There are some words we don’t say anymore.
When was the last time you heard someone use “fortnight” in a sentence—including a movie? How about “alas” in any serious setting? Recall when you or someone close to you said something to the effect of, “Alas, our entire relationship last but a fortnight.” It’s a beautiful way to say it, but we just don’t talk that way anymore.
Fortunately, we have other ways to express the same idea, even if not as poetically.
Then there are words we don’t use much anymore for which we don’t have a simple way to express the same idea. One of those words is “covenant”.
If we ever hear this word, it’s in the context of a wedding (“covenant of marriage”) or in a church service. Rarely, however, is this word and concept defined.

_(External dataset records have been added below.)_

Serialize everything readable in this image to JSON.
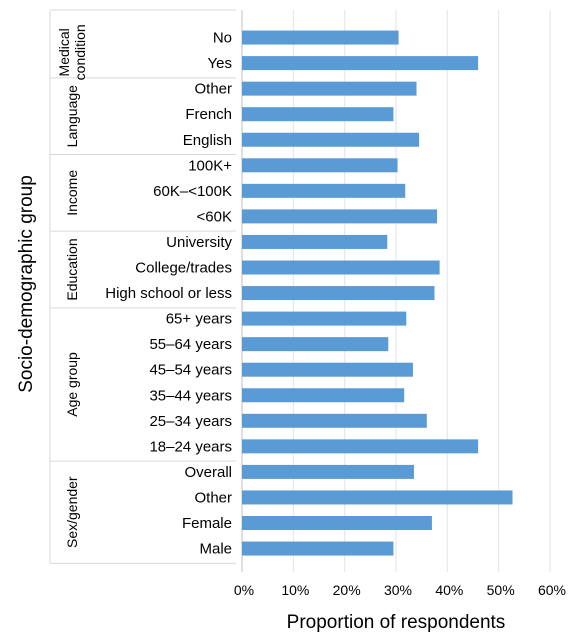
{
  "chart_data": {
    "type": "bar",
    "orientation": "horizontal",
    "xlabel": "Proportion of respondents",
    "ylabel": "Socio-demographic group",
    "xlim": [
      0,
      60
    ],
    "xticks": [
      "0%",
      "10%",
      "20%",
      "30%",
      "40%",
      "50%",
      "60%"
    ],
    "grid": "vertical",
    "color": "#5b9bd5",
    "groups": [
      {
        "name": "Medical condition",
        "name_lines": [
          "Medical",
          "condition"
        ],
        "categories": [
          "No",
          "Yes"
        ],
        "values": [
          30.5,
          46
        ]
      },
      {
        "name": "Language",
        "name_lines": [
          "Language"
        ],
        "categories": [
          "Other",
          "French",
          "English"
        ],
        "values": [
          34,
          29.5,
          34.5
        ]
      },
      {
        "name": "Income",
        "name_lines": [
          "Income"
        ],
        "categories": [
          "100K+",
          "60K–<100K",
          "<60K"
        ],
        "values": [
          30.3,
          31.8,
          38
        ]
      },
      {
        "name": "Education",
        "name_lines": [
          "Education"
        ],
        "categories": [
          "University",
          "College/trades",
          "High school or less"
        ],
        "values": [
          28.3,
          38.5,
          37.5
        ]
      },
      {
        "name": "Age group",
        "name_lines": [
          "Age group"
        ],
        "categories": [
          "65+ years",
          "55–64 years",
          "45–54 years",
          "35–44 years",
          "25–34 years",
          "18–24 years"
        ],
        "values": [
          32,
          28.5,
          33.3,
          31.6,
          36,
          46
        ]
      },
      {
        "name": "Sex/gender",
        "name_lines": [
          "Sex/gender"
        ],
        "categories": [
          "Overall",
          "Other",
          "Female",
          "Male"
        ],
        "values": [
          33.5,
          52.7,
          37,
          29.5
        ]
      }
    ]
  }
}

A covenant is an agreement or contract between two or more people connecting them to each other for mutual advancement of whatever they are agreeing or making a contract on. Technical, huh? Here’s how this works out in the typical uses we (might) hear.
In marriage, it means an agreement between the husband, wife, and God connecting them for the advancement and success of the marriage.
In “church settings”, it refers to God’s gracious decision to benefit and bless us. Specifically (and usually), it refers to God’s gift of His promises and provisions in order to give us life.
If you’re still reading, you’re probably asking, “Why does this matter?”
Because God never, never, never, never, never breaks His covenants. Ever.
As we continue in Psalm 89, read of God’s faithfulness in His covenant in 19-29:
Once you spoke in a vision, to your faithful people you said: “I have bestowed strength on a warrior; I have raised up a young man from among the people. I have found David my servant; with my sacred oil I have anointed him. My hand will sustain him; surely my arm will strengthen him. The enemy will not get the better of him; the wicked will not oppress him. I will crush his foes before him and strike down his adversaries. My faithful love will be with him, and through my name his horn will be exalted. I will set his hand over the sea, his right hand over the rivers. He will call out to me, ‘You are my Father, my God, the Rock my Savior.’ And I will appoint him to be my firstborn, the most exalted of the kings of the earth. I will maintain my love to him forever, and my covenant with him will never fail. I will establish his line forever, his throne as long as the heavens endure.
As a matter of historical reality we might be temped to dismiss the significance of this but there’s something amazingly HUGE in all of this. God the Father made a covenant with David (in the Old Testament) and a plan was set in motion in a life-altering way.
The human line of kings was broken but God didn’t break His promise. Quite the contrary, the Father gave us the ultimate son of David in Jesus. Matthew 1 demonstrates the lineage of Jesus. Not only does He have the legal rights to the throne of David, He has the spiritual ones as well.
Salvation for the world is bound up in this concept of covenant and the promise God made to King David. That’s what is sung about here in Psalm 89:19-29. It reminds us of a life-giving truth:
God the Father made an agreement with humanity to provide a way out of His wrath by the life of His Son, Jesus.
Covenant: now that’s a word we as disciples of Jesus need to never forget!